4. To avoid that, the Federal Reserve bought $5 trillion of public and private debt from investors. That injected more money back into the private economy.

5. Where did the Fed get the money to buy it? – it created about $5 trillion of new money out of thin air. We call it “printing” money although they don’t actually print it, they just create an entry in the sellers’ bank accounts to cover the purchase price. 

6. In a two-year period (2020-2022) our money supply, M2, increased by 41%. This is something unprecedented in our recent history and the result was inflation.

Because the supply of things had not magically increased, when you have that much new money floating around, prices rise. Eventually the new money seeps into all corners of the economy and almost all prices go up. That is true inflation. It is a monetary event. The process is much more complicated than this, but you get the basic concept. 

Adding to the problem is that more deficit spending is projected over the next 10 years (Congressional Budget Office data) which will require more government borrowing, more Fed money printing, and result in more inflation. Many analysts believe the government’s funding requirements are understated. The future is impossible to see, but it is more probable than not that our bout with higher inflation isn’t over.

There are consequences to deficit spending besides inflation.
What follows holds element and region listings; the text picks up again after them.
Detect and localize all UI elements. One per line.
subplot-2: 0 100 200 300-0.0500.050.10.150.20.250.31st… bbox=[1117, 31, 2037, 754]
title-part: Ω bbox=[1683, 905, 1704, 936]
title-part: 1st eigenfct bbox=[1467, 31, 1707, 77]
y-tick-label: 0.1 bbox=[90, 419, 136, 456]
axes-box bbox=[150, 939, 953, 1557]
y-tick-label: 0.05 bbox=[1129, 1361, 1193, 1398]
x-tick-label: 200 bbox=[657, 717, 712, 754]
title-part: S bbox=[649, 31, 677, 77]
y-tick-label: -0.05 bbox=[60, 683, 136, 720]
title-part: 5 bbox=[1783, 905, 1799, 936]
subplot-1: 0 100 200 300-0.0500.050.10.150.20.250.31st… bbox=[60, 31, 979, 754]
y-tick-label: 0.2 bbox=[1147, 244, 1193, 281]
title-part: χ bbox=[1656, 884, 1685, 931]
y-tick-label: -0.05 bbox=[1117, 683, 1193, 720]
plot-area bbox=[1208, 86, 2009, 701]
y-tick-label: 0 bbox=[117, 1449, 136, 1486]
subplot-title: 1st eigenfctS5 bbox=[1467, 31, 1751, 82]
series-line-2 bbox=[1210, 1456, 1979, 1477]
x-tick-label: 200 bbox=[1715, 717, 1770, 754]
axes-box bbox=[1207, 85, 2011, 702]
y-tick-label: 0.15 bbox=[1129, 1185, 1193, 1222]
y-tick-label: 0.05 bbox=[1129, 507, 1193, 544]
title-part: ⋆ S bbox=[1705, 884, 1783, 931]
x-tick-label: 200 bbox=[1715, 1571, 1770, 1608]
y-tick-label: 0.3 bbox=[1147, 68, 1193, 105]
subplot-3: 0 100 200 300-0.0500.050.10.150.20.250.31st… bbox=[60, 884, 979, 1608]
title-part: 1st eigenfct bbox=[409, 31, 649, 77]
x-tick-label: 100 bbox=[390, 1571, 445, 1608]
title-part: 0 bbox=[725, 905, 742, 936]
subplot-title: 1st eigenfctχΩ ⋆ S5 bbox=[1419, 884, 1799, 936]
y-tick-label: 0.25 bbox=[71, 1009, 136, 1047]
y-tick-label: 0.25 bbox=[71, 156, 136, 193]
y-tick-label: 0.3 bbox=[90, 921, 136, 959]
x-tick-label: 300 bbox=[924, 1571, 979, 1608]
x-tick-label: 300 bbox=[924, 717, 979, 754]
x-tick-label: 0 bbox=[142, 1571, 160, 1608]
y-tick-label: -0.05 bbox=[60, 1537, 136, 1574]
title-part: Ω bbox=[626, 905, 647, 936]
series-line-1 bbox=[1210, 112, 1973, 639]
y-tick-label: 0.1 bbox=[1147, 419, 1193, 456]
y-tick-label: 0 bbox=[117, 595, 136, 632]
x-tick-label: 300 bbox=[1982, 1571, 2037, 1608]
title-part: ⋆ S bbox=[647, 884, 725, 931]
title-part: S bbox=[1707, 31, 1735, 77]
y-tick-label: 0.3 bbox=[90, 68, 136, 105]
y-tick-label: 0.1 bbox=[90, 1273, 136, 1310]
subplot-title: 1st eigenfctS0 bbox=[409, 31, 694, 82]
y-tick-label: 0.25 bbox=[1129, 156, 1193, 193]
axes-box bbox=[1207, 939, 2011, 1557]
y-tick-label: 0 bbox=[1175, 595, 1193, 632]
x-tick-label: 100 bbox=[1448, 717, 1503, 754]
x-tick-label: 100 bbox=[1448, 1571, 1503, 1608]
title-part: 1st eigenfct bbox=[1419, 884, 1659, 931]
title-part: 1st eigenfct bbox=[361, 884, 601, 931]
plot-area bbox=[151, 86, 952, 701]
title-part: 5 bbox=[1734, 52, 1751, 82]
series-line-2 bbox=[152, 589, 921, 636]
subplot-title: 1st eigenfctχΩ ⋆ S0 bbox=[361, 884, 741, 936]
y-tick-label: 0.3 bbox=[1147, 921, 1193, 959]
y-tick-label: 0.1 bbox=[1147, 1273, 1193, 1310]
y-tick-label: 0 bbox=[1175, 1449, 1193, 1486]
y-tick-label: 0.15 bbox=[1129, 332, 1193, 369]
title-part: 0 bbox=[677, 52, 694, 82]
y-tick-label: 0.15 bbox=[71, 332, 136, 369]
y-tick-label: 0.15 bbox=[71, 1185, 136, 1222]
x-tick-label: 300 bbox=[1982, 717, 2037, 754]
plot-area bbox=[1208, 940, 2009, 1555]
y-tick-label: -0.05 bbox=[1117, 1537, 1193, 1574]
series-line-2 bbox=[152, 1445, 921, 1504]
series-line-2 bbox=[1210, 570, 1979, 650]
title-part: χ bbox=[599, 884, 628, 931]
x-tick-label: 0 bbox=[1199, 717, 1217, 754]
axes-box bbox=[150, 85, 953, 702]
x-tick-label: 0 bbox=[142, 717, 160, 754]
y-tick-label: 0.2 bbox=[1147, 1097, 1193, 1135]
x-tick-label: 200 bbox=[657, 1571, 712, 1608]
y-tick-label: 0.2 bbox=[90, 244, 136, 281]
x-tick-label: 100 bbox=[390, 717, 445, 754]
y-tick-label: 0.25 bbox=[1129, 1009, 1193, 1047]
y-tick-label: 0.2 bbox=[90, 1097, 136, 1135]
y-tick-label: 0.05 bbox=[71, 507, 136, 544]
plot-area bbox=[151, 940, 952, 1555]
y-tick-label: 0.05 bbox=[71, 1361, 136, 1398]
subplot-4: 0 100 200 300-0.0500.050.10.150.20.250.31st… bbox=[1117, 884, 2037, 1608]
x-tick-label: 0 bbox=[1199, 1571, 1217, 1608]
One is that the days of cheap interest rates are over. The immense load of present and future public and private debt will keep interest rates high. That is a problem for our government which has to pay interest on the national debt and it is a problem for private borrowers whose projects and investments were based on cheap debt. 

This is why I worry about money. It’s not just me; many well-known investors, bankers, and economists are saying the same thing. Maybe artificial intelligence will lead us to untold prosperity but that is more hopium than reality. Reality is deficit spending forever, an over-leveraged economy, more inflation over time, and higher interest rates. We can’t tax ourselves out of this conundrum, but what we can and should do is curtail government spending and balance the budget.